LA ESPERANZA
Desde hace unos pocos años empecé a llevar regularmente las cartas a la residencia de Dios. Esto es lo más notable que ha pasado en mi vida. O lo fue, por lo menos, hasta anoche.
Voy todos los días, aunque no tenga casi nada para entregar. Prefiero no guardar ningún papel para el día siguiente.
Es una casa hermosa y grande, de tres pisos, en lo alto del monte. Las numerosas ventanas me hacen pensar que allí debe vivir mucha gente.
A media mañana llego, cada día, hasta ese lugar, una cima amplia llena de vegetación. Me acerco lentamente a la casa, disfrutando su cercanía. Toco el timbre, y al poco rato me abre la puerta un tipo gordo y sonriente. Es un simple empleado, pero lo respeto porque representa al dueño. Todos los días lo miro con cara de estar listo para escuchar de él una palabra acogedora, como “Adelante” o “Pase”. Sin embargo, todos los días debo aceptar su tácita negativa a dejarme entrar.
Resignado, abro mi maletín. “Cartas para el Señor” dice la etiqueta pegada a la franja de papel que las mantiene a todas amarraditas. Se las tengo que entregar al simple empleado, quien las recibe con una sonrisa suficiente.
Mi secreta esperanza es ser invitado a entrar, algún día, y poder conocer la casa por dentro, recorrerla entera, y conversar con el propietario.

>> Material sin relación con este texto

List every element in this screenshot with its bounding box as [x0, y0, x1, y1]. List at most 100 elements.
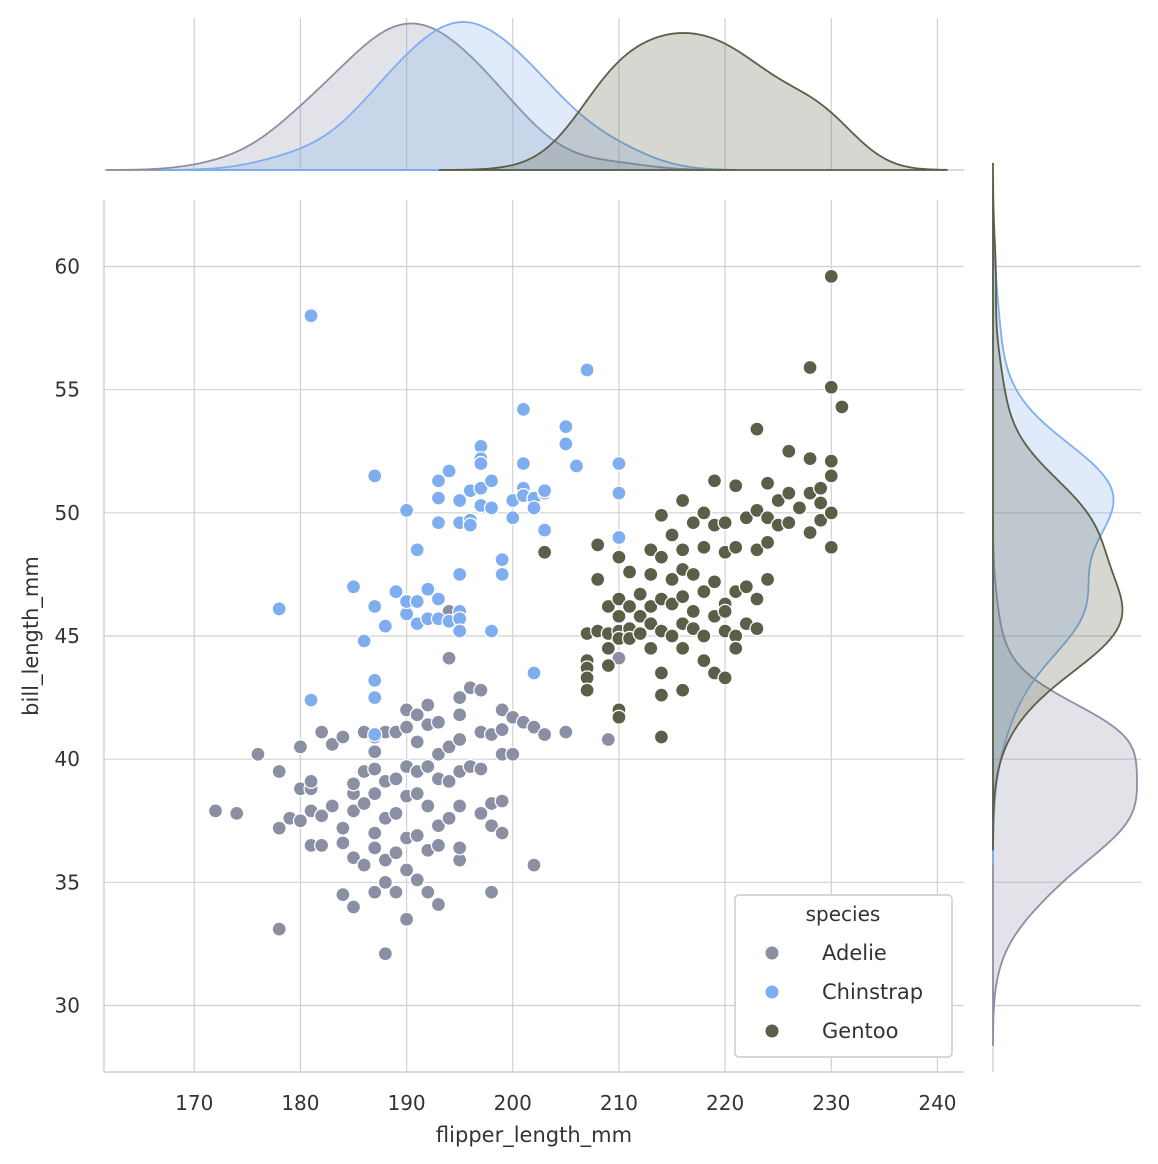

Pero, una y otra vezhe debido irme, así no más, y bajar hasta la playa pensando que ya habrá otra oportunidad.
Hoy es un día diferente. Vengo lleno de felicidad, y ya imagino la cara que pondrá el simple empleado cuando me vea llegar y me abra la puerta. Es que anoche sucedió algo muy especial cuando salí en el bote. Divisé una figura a lo lejos, que parecía el fantasma de algún pirata atrapado para siempre en la inmensidad del mar. Me dio un miedo salvaje. No hallaba para dónde ir porque la visión parecía perseguirme. No quería mirarla. Hasta que tuve que rendirme a la situación que yo no podía controlar.
Levanté la cabeza. Dejé de remar y miré. No era fantasma. Ni pirata. Ni nada por el estilo. Era Jesús que caminaba sobre las aguas y venía hacia mí.
Me habló. Sí, y me dijo que cambiaría un poco mi profesión, mi forma de vivir el oficio de cartero. Ya no tendría que seguir llevando cartas a Dios. Ahora me ha sido permitido repartir sus respuestas.